Não obstante o entusiasmo econômico existente na Província entre 1850 e 1855 com o bom andamento dos negócios, pesquisadores como a professora Maria da Glória Santana de Almeida indicam que do ponto de vista da tecnologia agrícola, Sergipe se ressentia da “falta de técnicas no tratamento do terreno e na semeadura e o esperdício espacial da propriedade”, reduzindo sensivelmente os terrenos dedicados propriamente ao plantio da cana (ALMEIDA, Maria da Glória Santana de. “Estrutura de produção: a crise de alimentos na província de Sergipe (1855-1860)”. Revista do Instituto Histórico e Geográfico de Sergipe. Aracaju, nº 27, 1965-1978. p. 19).
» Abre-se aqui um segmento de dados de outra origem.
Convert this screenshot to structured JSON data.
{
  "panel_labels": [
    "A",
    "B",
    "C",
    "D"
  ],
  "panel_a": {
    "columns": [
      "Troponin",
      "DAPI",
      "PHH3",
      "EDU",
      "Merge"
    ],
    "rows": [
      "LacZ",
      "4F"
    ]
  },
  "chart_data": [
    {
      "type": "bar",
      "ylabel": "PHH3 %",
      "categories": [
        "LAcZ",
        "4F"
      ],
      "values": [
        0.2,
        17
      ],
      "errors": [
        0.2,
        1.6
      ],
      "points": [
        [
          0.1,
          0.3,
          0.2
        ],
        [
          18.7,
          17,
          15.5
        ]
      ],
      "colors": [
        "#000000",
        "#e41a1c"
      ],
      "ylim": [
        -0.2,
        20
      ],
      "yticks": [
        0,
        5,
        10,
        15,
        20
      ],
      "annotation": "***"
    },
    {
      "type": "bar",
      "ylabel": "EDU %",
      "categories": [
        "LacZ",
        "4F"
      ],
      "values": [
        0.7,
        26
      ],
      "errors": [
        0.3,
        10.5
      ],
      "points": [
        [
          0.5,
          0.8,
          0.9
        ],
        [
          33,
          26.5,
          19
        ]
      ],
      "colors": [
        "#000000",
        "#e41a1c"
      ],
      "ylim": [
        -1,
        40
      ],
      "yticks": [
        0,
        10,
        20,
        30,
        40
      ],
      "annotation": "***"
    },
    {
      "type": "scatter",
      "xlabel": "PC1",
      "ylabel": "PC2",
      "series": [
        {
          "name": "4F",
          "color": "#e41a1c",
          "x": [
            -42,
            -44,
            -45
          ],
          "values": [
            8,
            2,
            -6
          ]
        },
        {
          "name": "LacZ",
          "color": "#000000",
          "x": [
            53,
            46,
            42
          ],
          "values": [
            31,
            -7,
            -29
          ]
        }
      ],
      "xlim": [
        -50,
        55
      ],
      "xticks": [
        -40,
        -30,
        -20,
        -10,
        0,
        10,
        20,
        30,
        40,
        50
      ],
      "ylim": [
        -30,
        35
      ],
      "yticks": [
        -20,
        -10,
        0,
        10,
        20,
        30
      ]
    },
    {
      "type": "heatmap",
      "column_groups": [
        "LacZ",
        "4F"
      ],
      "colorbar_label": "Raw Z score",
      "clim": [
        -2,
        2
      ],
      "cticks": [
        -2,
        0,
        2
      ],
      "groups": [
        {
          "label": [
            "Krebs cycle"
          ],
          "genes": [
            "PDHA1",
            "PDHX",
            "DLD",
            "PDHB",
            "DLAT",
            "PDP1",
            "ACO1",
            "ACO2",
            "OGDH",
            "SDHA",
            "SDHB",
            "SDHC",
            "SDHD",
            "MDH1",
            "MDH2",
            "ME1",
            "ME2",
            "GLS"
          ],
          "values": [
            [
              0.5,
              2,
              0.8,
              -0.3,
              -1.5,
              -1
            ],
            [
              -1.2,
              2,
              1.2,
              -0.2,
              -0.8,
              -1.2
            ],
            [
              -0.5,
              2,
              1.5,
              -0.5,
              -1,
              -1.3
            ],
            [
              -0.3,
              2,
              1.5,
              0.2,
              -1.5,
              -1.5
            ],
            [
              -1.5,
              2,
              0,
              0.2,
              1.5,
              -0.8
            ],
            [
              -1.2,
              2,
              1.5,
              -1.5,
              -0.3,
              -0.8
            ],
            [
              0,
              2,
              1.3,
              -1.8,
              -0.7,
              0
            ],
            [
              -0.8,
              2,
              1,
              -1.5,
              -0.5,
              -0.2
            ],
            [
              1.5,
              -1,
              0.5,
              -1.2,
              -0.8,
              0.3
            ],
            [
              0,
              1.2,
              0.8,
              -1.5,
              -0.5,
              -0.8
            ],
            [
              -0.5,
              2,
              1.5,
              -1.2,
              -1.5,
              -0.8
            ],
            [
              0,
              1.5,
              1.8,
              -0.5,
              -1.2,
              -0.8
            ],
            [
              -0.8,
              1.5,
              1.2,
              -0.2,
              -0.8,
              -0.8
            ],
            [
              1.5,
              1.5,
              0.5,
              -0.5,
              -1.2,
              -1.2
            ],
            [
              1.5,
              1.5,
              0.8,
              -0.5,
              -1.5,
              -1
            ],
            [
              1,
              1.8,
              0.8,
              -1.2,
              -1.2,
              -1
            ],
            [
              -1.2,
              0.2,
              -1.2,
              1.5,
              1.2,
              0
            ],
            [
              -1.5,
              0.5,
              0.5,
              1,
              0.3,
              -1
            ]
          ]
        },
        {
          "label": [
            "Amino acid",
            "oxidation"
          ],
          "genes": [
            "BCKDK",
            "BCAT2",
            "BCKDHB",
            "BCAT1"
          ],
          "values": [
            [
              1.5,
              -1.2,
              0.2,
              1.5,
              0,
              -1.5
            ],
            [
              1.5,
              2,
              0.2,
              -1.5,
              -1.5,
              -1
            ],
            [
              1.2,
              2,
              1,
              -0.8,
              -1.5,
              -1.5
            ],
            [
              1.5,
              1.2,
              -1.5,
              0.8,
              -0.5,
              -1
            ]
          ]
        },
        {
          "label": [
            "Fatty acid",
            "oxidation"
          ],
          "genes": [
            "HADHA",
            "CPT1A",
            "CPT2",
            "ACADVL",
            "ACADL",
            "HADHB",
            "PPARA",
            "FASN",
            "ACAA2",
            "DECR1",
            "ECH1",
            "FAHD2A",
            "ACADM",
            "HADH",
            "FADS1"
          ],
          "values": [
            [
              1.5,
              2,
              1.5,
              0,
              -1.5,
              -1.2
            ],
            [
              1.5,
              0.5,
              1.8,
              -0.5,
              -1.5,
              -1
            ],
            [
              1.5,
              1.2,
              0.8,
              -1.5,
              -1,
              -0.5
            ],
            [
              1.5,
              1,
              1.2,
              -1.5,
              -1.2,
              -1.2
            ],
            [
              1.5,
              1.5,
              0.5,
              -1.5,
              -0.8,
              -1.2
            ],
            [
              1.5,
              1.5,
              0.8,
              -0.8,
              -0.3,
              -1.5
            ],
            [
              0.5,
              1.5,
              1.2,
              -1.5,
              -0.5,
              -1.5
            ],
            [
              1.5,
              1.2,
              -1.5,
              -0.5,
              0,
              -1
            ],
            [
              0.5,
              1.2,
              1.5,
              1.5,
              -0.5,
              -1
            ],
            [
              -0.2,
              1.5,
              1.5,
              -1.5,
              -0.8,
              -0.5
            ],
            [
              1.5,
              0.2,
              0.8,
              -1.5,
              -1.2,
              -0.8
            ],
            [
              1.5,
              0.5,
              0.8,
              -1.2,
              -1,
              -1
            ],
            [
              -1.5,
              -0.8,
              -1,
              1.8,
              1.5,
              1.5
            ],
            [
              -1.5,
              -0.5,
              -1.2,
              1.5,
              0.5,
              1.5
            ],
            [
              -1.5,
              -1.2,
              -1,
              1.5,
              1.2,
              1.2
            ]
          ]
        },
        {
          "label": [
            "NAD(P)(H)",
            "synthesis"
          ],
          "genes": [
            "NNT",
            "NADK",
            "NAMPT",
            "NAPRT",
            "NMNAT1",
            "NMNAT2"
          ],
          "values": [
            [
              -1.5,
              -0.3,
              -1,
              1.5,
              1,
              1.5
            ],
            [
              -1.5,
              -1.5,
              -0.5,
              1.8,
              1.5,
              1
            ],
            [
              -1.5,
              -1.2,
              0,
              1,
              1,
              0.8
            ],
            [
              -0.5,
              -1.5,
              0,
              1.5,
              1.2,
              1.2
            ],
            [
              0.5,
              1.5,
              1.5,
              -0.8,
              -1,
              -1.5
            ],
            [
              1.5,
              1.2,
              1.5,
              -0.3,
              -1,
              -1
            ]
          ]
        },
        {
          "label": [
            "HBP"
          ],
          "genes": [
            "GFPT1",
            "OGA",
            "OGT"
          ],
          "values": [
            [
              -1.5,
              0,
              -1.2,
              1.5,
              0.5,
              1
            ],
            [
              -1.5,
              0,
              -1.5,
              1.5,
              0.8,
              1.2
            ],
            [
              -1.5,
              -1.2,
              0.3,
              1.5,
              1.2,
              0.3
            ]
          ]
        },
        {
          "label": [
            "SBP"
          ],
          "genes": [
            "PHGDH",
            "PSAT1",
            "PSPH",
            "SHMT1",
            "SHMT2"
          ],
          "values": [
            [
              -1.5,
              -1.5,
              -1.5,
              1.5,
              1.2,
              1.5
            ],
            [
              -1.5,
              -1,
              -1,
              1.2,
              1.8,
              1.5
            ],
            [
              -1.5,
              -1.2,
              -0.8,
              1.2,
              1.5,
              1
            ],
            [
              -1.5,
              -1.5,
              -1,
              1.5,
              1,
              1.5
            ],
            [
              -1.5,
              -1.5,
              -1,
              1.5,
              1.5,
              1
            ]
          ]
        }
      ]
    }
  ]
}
Toda essa atividade, entretanto, não era suficiente para impedir a existência de problemas quanto a produção e distribuição de alimentos em Sergipe, já que a cultura da cana era predominante nas áreas mais férteis. A população de Sergipe se alimentava fundamentalmente de farinha de mandioca, milho, arroz, feijão, carne fresca e carne salgada. Ao descrever os hábitos alimentares em Maroim, na metade do século XIX, a alemã Adolphine Schramm elogiou o consumo de frutas e várias outras práticas de alimentação, vendo como ponto alto a ótima sopa de carne que consumia diariamente, além da carne cozida com molho picante, as verduras, o maxixe, o chuchu, a abóbora, a farinha de mandioca, a galinha ao molho pardo, o enrolado de carne, os bolinhos de carne, a salada de arenque, os bolinhos de peixe, a carne assada com feijão preto, o inhame, a salada de batata, a carne de carneiro e a carne de porco (FREITAS, 1991). Da mesma maneira, criticou a mania de comer feijoada, a dificuldade para encontrar leite, a escassez de ovos de galinha e os preços dos gêneros alimentícios, que considerava muito caros. Alguns desses alimentos eram importados. A charque vinha do Rio Grande do Sul e do Ceará. O bacalhau vinha da Europa. Maria da Glória Santana de Almeida entende que


havia uma debilidade alimentar crônica da população sergipana que, facilmente, se transformava em catástrofe, quando se alterava a quantidade normal de alimentos levada aos mercados. A comprovação disso pode-se conseguir pelos sucessivos registros de epidemias que ceifaram muitas vidas. O estado de subnutrição facilitava a constante proliferação de doenças infecto-contagiosas como a varíola, a febre amarela, o tifo, corriqueiramente registradas nos relatórios da Saúde Pública (ALMEIDA, Maria da Glória Santana de. “Estrutura de produção: a crise de alimentos na província de Sergipe (1855-1860)”. Revista do Instituto Histórico e Geográfico de Sergipe. Aracaju, nº 27, 1965-1978. p. 24).